Üzgünüm, bu sorulara, " Evet" yanıtını veremiyorum. Kediler için kullanılabilen böyle bir hakkı, ne yazık ki biz azınlıklar , kendi insanlarımız için kullanamıyoruz.
Mesela, özürlü çocuğu olan bir aile, kendilerinden sonra bu çocuğa bakmaları karşılığında evlerini ilgili azınlık kurumuna bağışlayamaz . Ya da, mesela ben, yaşlılığımda kalmam için evimi huzurevimize bağışlayamam. Sözün kısası, bizler bu hakkımızı azınlık kurumları için kullanamayız.
Buna yargı engeli var.
Aradaki fark
Nezahat Hanımla benim aramdaki fark ne? İkimiz de bu ülkenin kimliğini taşımıyor muyuz?
Biliyoruz da!
Nezahat Hanım'ın hayvanları için bağış yaptığı kurumla; benim özürlü, yetim ve garibanlar için bağış yapmak istediğim kurum arasındaki fark ne?

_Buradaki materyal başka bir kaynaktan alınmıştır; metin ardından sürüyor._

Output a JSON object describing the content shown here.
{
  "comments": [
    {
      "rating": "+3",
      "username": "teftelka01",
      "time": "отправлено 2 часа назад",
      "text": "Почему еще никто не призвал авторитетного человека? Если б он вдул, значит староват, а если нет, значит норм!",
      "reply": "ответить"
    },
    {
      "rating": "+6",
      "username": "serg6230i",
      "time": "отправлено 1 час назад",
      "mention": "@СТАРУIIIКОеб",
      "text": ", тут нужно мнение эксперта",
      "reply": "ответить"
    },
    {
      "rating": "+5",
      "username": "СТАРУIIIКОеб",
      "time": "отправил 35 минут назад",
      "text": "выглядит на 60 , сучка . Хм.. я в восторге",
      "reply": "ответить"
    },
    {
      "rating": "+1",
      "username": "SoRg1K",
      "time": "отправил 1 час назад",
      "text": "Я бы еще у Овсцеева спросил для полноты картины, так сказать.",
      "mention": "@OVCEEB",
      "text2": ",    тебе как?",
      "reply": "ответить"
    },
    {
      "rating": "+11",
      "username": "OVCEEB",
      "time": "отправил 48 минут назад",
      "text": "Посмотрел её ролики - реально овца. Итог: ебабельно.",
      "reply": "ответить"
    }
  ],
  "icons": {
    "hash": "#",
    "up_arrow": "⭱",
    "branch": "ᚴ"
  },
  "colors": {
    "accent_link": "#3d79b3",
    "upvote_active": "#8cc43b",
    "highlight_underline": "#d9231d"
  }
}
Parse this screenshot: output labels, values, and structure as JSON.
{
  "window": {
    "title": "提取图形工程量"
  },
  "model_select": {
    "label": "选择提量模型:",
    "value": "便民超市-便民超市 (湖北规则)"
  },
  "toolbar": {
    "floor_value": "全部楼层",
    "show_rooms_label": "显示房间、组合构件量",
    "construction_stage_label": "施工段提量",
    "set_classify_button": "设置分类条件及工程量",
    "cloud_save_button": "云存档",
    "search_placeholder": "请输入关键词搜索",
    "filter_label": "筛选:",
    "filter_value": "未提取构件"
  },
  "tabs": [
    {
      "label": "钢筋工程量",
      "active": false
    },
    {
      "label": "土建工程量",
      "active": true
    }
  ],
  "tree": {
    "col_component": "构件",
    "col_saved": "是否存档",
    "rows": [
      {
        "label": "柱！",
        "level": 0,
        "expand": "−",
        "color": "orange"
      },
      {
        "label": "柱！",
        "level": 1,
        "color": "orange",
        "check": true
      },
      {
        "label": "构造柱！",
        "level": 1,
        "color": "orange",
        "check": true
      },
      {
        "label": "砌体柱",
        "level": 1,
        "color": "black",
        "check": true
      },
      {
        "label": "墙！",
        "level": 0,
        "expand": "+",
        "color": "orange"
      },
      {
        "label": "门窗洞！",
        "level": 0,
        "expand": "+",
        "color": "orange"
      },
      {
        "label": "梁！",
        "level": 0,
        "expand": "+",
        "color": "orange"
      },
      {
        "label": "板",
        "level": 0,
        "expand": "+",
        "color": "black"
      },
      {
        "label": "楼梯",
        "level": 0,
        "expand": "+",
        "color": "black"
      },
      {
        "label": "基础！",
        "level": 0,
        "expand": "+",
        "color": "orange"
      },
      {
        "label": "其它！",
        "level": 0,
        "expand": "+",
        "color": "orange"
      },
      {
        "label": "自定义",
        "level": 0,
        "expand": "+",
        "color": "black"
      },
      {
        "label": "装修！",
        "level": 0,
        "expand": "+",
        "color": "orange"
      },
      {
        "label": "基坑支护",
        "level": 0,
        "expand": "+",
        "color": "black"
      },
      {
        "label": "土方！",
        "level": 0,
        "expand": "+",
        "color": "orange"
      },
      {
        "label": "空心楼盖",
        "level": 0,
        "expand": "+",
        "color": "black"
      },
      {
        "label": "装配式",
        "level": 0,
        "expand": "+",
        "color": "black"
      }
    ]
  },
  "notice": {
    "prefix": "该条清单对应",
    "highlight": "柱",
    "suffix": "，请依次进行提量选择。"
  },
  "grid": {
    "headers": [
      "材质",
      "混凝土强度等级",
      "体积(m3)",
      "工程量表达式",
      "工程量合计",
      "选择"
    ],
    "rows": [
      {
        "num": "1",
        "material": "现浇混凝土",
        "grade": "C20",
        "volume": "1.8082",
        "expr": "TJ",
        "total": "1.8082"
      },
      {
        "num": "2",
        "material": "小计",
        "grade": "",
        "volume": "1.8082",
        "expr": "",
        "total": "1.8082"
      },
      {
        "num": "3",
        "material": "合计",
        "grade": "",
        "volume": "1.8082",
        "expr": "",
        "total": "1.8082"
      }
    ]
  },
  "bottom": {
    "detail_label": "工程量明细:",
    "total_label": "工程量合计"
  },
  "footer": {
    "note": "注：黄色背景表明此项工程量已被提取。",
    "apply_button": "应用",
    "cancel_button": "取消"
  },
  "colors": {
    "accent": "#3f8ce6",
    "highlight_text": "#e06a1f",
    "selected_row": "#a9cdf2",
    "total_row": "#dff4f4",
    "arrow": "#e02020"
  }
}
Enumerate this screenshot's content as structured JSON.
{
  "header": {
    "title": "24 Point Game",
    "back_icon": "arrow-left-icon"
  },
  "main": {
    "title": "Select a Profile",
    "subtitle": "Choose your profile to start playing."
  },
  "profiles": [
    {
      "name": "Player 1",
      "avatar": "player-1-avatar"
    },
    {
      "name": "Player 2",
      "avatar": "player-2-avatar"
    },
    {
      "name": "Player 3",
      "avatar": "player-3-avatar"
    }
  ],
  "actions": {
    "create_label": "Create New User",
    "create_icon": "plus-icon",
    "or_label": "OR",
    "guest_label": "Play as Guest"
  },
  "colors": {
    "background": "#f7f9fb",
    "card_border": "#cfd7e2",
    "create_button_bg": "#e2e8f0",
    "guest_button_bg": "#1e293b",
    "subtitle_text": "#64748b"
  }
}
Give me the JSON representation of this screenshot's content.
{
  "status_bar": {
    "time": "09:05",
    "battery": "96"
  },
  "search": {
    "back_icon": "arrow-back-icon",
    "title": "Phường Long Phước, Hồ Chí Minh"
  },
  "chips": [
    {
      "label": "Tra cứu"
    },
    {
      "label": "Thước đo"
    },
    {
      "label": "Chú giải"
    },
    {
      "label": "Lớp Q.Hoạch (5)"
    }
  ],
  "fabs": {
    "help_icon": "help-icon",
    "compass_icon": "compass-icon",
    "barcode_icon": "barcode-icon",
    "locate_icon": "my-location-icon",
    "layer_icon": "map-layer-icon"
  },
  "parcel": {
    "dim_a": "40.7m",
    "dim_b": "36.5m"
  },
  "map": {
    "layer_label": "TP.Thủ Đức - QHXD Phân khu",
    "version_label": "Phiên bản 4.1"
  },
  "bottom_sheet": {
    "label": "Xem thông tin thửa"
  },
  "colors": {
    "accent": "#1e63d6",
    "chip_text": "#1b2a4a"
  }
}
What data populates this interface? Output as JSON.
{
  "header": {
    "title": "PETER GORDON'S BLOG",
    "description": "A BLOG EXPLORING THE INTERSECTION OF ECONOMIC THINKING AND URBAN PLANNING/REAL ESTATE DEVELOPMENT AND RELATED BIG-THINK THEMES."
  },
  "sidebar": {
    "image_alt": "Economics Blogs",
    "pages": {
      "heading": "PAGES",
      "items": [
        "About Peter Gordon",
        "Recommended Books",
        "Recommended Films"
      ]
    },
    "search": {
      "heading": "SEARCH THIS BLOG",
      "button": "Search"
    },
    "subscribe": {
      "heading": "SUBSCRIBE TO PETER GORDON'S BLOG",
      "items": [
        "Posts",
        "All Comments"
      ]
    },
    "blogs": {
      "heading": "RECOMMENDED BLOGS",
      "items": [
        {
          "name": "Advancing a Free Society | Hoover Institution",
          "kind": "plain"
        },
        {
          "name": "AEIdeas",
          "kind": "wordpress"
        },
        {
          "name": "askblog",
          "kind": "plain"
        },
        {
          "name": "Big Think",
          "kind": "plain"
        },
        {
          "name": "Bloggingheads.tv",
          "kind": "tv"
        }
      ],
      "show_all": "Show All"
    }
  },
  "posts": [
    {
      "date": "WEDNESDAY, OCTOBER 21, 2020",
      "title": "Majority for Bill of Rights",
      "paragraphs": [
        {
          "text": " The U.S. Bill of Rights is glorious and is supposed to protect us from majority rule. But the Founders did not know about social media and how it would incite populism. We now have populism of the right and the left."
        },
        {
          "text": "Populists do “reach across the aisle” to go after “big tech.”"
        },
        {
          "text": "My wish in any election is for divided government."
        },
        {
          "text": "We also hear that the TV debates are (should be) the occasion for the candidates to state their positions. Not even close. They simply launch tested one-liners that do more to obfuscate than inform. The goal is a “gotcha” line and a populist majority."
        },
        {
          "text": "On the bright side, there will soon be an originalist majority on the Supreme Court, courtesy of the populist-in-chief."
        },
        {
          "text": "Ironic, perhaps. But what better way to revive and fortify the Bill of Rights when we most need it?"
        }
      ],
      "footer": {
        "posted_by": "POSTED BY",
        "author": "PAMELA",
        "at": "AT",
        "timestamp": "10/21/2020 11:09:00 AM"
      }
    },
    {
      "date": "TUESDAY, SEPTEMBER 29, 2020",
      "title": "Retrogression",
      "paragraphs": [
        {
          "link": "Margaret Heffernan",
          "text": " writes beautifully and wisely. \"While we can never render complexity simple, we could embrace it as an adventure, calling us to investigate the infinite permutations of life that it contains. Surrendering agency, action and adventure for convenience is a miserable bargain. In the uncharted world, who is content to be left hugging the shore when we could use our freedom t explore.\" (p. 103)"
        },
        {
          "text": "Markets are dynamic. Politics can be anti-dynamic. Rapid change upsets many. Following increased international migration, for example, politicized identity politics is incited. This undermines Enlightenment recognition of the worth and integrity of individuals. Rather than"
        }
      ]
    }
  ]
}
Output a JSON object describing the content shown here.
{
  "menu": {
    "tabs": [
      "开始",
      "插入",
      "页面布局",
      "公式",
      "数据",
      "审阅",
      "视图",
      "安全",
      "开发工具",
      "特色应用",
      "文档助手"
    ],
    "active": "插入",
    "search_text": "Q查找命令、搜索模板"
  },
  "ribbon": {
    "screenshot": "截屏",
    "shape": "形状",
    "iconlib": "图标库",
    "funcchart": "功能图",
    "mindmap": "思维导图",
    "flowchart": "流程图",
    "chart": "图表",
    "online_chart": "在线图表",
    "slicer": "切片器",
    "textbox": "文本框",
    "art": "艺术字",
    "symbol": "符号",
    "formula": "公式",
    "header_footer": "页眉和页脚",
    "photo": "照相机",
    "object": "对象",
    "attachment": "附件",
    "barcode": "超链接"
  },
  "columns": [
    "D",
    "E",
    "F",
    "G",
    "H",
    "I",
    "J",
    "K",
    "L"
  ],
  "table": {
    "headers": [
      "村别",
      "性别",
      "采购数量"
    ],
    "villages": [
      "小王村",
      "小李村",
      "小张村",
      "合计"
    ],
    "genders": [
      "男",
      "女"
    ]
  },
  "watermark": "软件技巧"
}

İkisi de bu ülkenin yasalarıyla kurulmuş. Bu ülkenin yetkililerince denetlenmiyorlar mı? Aslında aradaki farkları da, nedenlerini de hepimiz biliyoruz. Biliyoruz da, dilimiz söylemeye, elimiz yazmaya varmıyor.
Hatırlamalar...
Hatırlamaya devam ediyoruz. Anayasamızın eşitlik ilkesi nerede kaldı?. Devletin ülkesiyle, milletiyle bölünmez bütünlüğü nerede kaldı? Bunlar ayırımcılık değil midir?
Demokrasi, diğer bir tanımla, azınlık haklarının korunduğu sistemin adı değil midir? Bir ülkede, azınlıkların haklarını kullanabilme oranı o ülkedeki demokrasinin de göstergesidir. Bu tür ayırımcılıkları, " Demokratik, laik ve sosyal bir hukuk devleti" ilkeleriyle örtüştürmek mümkün mü?
"1936 Beyannamesi"
Biliyorsunuz, bu sorumumuz 1974 yılından bu yana devam ediyor.
Bir yargı kararıyla, kurumlarımız 1936 yılındaki mal varlıklarıyla dondurulmuş. Kamuoyunda "1936 Beyannamesi" olarak bilinen ve sıkça gündeme gelen bir uygulama bu.
Çokça yazıldı, söylendi.
Bu süre içinde tüm cumhurbaşkanlarına, başbakanlara, başbakan yardımcılarına, ilgili devlet bakanlarına, üst düzey bürokratlara, siyasi parti başkanlarına; kısaca yönetim erkinin her kademesindeki ülke yöneticilerimize bu sorunumuz her vesileyle iletildi.
Çok sıcak karşılandı.
Ancak bu güne kadar bir sonuç aldığımızı söyleyemiyorum.
Uygulama geriye dönük devam ediyor
Hukuk mantığı ve eşitlik ilkeleriyle açıklayamayacağımız bu uygulamalar, halen devam ediyor. Üstelik 1936-1974 arasında bağışlananların, tapularının iptal edilmesi yönündeki, geriye dönük uygulamalar da devam ediyor.
Bu şekilde 40 civarında mülkün tapularının iptal edildiğini de yine üzülerek tekrar ifade etmek istiyorum.
T.C. Anayasasının 10. maddesi aynen şöyle yazıyor:
"Herkes, dil, renk, cinsiyet, siyasi düşünce, felsefi inanç, din, mezhep ve benzeri sebeplerle ayırım gözetmeksizin kanun önünde eşittir. Hiçbir kişiye, aileye, zümreye veya sınıfa imtiyaz tanınamaz. Devlet organları ve idare makamları bütün işlemlerinde kanun önünde eşitlik ilkesine uygun olarak hareket etmek zorundadırlar."
"Anayasa'nın uygulanmasını istiyorum"
Benim de Anayasam olan Anayasamızın 10. maddesi böyle diyor. Ve ben, Anayasanın aynen uygulanmasını istiyorum dersem... Bu ülkeyi yönetenlerden, Anayasayı uygulayanlardan, çok şey mi istemiş olurum acaba? Ne dersiniz?